3. Provide attractive benefits.

The benefits you provide employees can go a long way toward helping you retain workers. Benefits you should consider providing include the following:

  • Health insurance. Most staffing services provide some kind of health insurance.
  • Life insurance. This is one of the less common benefits, but it's offered by some companies.
  • Paid vacations and holidays. Almost all staffing services offer this benefit, at least once the temporary employee's worked a certain number of hours or days.
  • Tuition reimbursement. As training becomes increasingly important, you may consider it worthwhile to pay for, or contribute toward, your employees' continuing education.

4. Offer a variety of bonuses and incentives.

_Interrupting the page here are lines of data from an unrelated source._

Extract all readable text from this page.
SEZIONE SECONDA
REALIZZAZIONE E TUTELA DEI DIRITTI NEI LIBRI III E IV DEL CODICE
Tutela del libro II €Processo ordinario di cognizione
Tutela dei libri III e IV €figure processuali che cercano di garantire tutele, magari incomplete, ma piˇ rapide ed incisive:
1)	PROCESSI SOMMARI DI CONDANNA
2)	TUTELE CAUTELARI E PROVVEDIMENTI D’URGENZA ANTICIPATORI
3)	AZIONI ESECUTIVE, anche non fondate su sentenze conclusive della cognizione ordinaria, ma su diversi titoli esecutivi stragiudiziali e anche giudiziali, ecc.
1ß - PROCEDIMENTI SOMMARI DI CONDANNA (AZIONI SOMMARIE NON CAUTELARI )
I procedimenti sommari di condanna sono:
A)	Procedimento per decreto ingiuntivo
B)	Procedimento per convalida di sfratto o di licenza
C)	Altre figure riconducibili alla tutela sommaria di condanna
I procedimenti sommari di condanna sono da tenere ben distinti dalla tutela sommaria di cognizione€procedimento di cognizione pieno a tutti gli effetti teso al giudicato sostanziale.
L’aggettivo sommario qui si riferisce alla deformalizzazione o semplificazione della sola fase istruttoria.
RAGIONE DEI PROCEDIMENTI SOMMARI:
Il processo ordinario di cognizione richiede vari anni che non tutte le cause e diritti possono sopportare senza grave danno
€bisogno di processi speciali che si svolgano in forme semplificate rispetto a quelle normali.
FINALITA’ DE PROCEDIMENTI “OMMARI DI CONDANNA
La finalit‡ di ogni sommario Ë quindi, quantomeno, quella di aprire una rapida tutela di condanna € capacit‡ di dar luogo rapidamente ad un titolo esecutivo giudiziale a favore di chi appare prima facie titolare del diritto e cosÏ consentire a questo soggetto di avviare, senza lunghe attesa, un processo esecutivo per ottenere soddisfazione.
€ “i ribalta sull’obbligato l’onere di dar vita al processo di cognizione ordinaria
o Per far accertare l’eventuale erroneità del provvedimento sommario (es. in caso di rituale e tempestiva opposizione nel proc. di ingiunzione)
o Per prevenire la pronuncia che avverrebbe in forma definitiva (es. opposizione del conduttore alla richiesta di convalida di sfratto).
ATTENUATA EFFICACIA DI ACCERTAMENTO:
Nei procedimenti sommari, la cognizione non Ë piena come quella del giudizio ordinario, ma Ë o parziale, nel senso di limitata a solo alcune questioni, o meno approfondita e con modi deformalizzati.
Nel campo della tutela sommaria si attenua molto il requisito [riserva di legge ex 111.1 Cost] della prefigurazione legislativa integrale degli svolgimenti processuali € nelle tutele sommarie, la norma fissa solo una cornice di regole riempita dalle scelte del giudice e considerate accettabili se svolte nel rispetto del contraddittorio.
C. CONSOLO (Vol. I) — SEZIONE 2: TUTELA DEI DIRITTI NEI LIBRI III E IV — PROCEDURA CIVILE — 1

The staffing industry is one that lends itself particularly well to a merit-based pay system, especially for permanent employees. Many staffing services offer permanent employees the chance to significantly enhance their base pay rates via a variety of bonuses. Here are some typical bonuses awarded in the industry:

  • Acceptance bonus. If your service needs a worker for an especially hard-to-fill position offered by a valuable client, it may be reasonable to offer a bonus to the employee who takes the position. Depending on how important the client is -- and how desperate you are -- this bonus would be paid instead of, or in addition to, a higher hourly rate.
  • Performance bonus. This incentive is common in the industry. This type of bonus could apply to both permanent and temporary employees, although it's more frequently given to the former. It's usually handled as a percentage of the base pay rate.
  • Referral bonus. Most staffing services give bonuses to both permanent and temporary staff for the referral of qualified applicants.